Scientists found that four pieces of personal data—seemingly innocent things, like where you ate lunch last week or how much you paid for your new hat—is all it takes to steal your identity. Although we often think of identity theft as a hacker’s game, a new study shows that even public datasets used by scientists and pollsters are exceedingly vulnerable to being compromised.

After examining 1.1 million credit card records, the researchers found that they were able to reconstruct 90 percent of shoppers’ (supposedly anonymous) identities based solely on factors like where they had shopped and how much they had paid.

This anonymous data seems safe enough. But if you know that your friend went to the bakery on 9/23 and the restaurant on 9/24, you can find him (and where he’s been since) by deduction. 

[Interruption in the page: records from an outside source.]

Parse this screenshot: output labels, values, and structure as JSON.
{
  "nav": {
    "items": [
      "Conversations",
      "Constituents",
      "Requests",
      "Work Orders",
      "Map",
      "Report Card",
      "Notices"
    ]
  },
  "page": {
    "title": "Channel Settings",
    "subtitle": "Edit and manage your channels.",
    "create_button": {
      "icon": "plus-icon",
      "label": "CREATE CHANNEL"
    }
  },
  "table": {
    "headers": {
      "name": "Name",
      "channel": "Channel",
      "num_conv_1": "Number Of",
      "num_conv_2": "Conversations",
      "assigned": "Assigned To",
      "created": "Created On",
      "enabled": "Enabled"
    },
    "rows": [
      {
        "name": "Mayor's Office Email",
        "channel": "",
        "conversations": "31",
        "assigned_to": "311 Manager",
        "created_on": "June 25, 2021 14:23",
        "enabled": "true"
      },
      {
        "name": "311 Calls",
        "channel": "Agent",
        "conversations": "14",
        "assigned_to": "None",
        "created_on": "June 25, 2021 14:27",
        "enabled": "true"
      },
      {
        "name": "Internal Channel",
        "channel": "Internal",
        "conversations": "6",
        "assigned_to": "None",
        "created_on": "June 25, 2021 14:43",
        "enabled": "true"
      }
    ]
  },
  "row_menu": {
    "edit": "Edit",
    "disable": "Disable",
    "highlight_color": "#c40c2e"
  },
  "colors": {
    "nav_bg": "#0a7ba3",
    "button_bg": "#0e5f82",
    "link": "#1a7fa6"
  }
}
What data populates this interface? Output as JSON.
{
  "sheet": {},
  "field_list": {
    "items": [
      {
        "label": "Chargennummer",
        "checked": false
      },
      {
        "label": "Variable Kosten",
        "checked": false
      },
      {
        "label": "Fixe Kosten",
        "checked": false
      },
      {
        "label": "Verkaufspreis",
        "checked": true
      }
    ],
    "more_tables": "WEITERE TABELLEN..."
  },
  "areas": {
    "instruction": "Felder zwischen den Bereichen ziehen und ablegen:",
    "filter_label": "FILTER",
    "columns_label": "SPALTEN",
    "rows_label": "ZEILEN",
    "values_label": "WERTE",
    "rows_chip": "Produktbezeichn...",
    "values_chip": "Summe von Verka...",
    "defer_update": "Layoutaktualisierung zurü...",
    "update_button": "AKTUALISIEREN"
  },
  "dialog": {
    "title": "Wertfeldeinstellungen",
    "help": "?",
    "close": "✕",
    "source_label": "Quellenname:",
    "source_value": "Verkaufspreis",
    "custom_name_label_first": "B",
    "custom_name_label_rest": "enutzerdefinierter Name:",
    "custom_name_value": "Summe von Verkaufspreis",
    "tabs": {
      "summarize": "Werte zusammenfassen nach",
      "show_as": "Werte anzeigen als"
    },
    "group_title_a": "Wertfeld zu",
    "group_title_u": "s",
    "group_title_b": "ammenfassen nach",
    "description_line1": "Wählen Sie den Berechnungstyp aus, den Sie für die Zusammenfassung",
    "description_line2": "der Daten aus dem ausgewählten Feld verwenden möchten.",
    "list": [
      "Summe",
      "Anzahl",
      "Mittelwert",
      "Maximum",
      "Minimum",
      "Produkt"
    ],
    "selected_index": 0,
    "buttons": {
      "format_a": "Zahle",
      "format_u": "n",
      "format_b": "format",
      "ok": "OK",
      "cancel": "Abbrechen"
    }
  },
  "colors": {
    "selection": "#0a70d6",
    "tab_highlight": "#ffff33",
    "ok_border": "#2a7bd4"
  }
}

Scientists (and journalists) routinely use large anonymous data sets to learn about the population. Cancer research, for instance, would be virtually impossible without access to reams of anonymous medical records. But if those anonymous records aren’t quite anonymous, that means our credit card information, browsing history and even phone records could be compromised. From the paper:

Like credit card and mobile phone metadata, Web browsing or transportation data sets are generated as side effects of human interaction with technology [and] are subjected to the same idiosyncrasies of human behavior. …These data can probably be relatively easily re-identified.

Although removing names and addresses from public data is clearly not enough to protect our identities, the researchers acknowledge that once you remove all possible identifiers there simply isn’t much data left to study. Finding that happy medium, they say, is necessary to both encourage big data analyses and protect our identities.